39

2.2K 210 12
                                    

Bagaimana jika memang tidak baik-baik saja.

***

Arkan berlari ke kamar Nata yang berada di sebelah kamar Byan. Pintu kamar sudah terbuka dan ada beberapa orang perawat serta dokter Galih yang melakukan CPR. Arkan mendekat, namun langkahnya terhenti sesaat.

Arkan terpaku, saat ini ia adalah dokter juga sebagai keluarga pasien. Tangannya bergetar, adiknya ia harus menyelamatkan adiknya.

"Minggir" seru Arkan

Dokter Galih seolah tak mendengar, dengan keadaan sekarang ia sebagai dokter juga bisa merasakan apa yang Byan rasakan. Ketakutan terbesar seorang dokter ialah tidak bisa menyelamatkan keluarganya.
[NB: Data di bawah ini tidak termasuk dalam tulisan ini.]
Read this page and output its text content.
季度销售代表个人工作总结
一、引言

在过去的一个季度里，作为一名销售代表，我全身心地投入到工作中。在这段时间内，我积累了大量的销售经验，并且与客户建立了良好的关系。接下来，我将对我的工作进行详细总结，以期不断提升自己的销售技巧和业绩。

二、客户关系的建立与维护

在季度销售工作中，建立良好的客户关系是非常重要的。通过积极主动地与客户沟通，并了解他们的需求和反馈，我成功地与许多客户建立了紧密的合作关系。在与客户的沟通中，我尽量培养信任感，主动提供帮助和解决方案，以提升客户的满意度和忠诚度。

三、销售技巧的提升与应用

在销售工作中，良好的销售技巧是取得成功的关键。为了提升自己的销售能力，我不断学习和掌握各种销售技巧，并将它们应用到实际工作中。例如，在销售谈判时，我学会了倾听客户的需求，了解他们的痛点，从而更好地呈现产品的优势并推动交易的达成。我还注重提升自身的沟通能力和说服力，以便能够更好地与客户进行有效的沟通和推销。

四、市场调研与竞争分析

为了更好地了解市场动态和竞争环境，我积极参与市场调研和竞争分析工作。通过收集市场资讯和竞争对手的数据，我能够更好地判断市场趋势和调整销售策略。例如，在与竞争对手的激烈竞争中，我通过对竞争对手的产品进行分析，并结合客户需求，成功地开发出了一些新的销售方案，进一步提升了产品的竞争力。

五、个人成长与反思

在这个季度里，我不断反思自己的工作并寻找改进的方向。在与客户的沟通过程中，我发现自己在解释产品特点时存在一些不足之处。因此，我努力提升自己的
"Minggir" Arkan mendorong kuat Galih menggantikannya melakukan CPR.

Arkan terus menekan dada Nata, dokter Galih beserta perawat kemudian menyiapkan alat defibrilator. Setelah defibrilator siap, dokter Galih maju, dan Arkan sedikit menyingkir.

Tubuh Nata tersentak, Arkan melanjutkan CPR nya karena detak jantung Nata belum kembali.

"Kumohon" ujar Arkan, setitik air mata jatuh tak bisa ia tahan.

Dokter Galih kembali mendekat dan mengarahkan alat defibrilator ke dada Nata saat Arkan sedikit mundur. Dan keajaiban itu datang.

Tit...tit...tit...

Detak jantung Nata kembali, Arkan yang tak kuasa menahan berat badannya menjatuhkan dirinya di sebelah brankar. Kedua tangannya menggenggam jemari Nata yang terasa dingin. Tangisnya tak bisa ia tahan lebih lama.

"Terima kasih"

Hanya itu yang bisa Arkan ucapkan seraya mencium tangan Nata. Untuk kesekian kalinya, adiknya masih mau berjuang.

"Dokter, pasien harus segera melakukan hemodialisa untuk mencegah penyebaran racun yang bisa merusak fungsi organ lainnya" ucap dokter Galih

Arkan mendongak, ia bangkit tanpa melepaskan genggamannya.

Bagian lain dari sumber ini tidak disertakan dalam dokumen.